About 15 people attended the event, “Crude Awakening: Latin America and the New Oil Price Paradigm,” led by Inter-American Development Bank analyst Carlos Sucre. He recently co-authored a study on the long-term dynamics of crude oil markets.
A four-year period of stability in the oil industry halted in late December, as prices plunged from $105 per barrel — the average for January 2011 to June 2014 — to $60 per barrel in December, according to a recent World Bank report.
Some factors in the price drop include low demand due to weak economic growth in some countries, a jump in U.S. oil production by 900,000 million barrels per day, and OPEC’s resistance to cutting oil production to stabilize prices, the report said.
“The growth in U.S. [production] was made possible by the development of new provinces of shale oil in non-traditional oil states,” Sucre said. “North Dakota is growing, adding 1 million barrels per day, and Texas [a traditional producer] added 2 million per day — just slightly less than Venezuela”. Venezuela is the world’s fifth largest oil exporter.

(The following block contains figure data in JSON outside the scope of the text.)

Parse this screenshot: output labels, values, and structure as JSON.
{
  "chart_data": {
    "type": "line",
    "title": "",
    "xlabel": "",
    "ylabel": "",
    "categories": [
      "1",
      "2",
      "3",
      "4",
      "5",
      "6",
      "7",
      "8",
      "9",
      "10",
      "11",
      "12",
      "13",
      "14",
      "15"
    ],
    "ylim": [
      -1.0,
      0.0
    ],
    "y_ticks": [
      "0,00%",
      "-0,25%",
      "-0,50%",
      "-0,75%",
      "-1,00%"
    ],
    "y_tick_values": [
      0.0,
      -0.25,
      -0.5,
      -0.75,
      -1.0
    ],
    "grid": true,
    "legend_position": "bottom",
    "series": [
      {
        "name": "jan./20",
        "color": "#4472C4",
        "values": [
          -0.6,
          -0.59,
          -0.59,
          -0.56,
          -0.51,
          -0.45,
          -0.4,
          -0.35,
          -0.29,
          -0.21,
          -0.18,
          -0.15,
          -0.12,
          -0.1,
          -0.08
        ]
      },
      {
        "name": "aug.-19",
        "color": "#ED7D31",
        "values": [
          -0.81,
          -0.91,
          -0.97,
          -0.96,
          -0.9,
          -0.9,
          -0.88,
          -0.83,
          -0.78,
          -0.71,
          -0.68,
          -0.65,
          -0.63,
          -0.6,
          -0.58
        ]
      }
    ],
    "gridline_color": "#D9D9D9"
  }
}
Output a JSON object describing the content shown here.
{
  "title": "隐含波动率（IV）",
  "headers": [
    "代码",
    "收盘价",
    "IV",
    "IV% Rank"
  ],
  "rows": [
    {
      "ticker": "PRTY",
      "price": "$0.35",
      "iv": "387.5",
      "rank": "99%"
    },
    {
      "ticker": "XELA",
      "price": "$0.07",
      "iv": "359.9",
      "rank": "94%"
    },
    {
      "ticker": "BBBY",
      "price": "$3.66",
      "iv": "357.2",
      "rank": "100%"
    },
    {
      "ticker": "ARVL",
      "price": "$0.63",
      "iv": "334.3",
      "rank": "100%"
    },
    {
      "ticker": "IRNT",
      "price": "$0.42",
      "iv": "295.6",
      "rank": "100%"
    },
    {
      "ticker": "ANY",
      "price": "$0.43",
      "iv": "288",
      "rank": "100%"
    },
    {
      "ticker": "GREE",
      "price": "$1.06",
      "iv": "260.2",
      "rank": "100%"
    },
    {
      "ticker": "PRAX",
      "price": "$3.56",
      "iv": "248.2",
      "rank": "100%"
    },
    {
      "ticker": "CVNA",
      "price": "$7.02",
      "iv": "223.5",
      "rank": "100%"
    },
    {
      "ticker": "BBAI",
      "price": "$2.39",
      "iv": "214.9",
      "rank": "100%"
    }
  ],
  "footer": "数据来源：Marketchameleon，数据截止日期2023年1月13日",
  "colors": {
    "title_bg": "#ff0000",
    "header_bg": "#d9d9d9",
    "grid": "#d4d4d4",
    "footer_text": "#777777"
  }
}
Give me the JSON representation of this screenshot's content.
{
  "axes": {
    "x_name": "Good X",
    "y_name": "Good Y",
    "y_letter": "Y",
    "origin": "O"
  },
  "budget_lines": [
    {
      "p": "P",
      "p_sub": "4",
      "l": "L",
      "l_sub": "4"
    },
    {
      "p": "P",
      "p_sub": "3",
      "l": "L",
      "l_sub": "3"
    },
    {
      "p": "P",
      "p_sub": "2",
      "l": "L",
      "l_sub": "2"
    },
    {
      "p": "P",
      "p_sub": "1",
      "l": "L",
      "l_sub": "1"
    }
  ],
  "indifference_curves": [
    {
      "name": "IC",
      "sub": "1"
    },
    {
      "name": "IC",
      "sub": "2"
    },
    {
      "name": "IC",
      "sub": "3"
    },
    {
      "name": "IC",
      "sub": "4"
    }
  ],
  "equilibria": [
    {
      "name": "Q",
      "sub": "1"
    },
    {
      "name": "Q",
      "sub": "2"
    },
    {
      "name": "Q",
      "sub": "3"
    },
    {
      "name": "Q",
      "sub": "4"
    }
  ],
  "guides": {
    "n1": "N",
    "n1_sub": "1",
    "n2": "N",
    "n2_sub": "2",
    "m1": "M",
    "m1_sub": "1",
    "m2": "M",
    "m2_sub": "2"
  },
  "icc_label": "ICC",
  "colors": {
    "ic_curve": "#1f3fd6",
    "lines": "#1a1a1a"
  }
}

According to the Inter-American Development Bank, North American oil production has seen a 25 percent increase in growth since 2002, primarily due to a boom in shale oil production in North Dakota and Texas.
Oil-exporting countries in Latin America including Venezuela, on the other hand, are suffering.
Venezuela’s oil export revenues fell by 5 billion dollars from the second to fourth quarter of 2014. If the price per barrel remains at its current $50 until March, revenues will have decreased further from $10 billion in the last quarter of 2014, to $7 billion at the end of this quarter in March, the development bank forecasted.
“The drop in oil prices exposes to vulnerability a country that depends almost exclusively on oil for foreign revenue,” said Miguel Tinker-Salas, an expert on Latin America and the Venezuelan oil industry. “It trickles into shortages of food and other manifestations.”
While Tinker-Salas says oil-importers such as Chile will gain long-term benefits from the cheaper prices, exporters like Brazil, pursuing deep-water oil exploration, may be restricted in terms of future investments in the industry.
“We’re also seeing evidence of that [restriction] in Texas, in Dakota, and also in Canada,” he said in a telephone interview.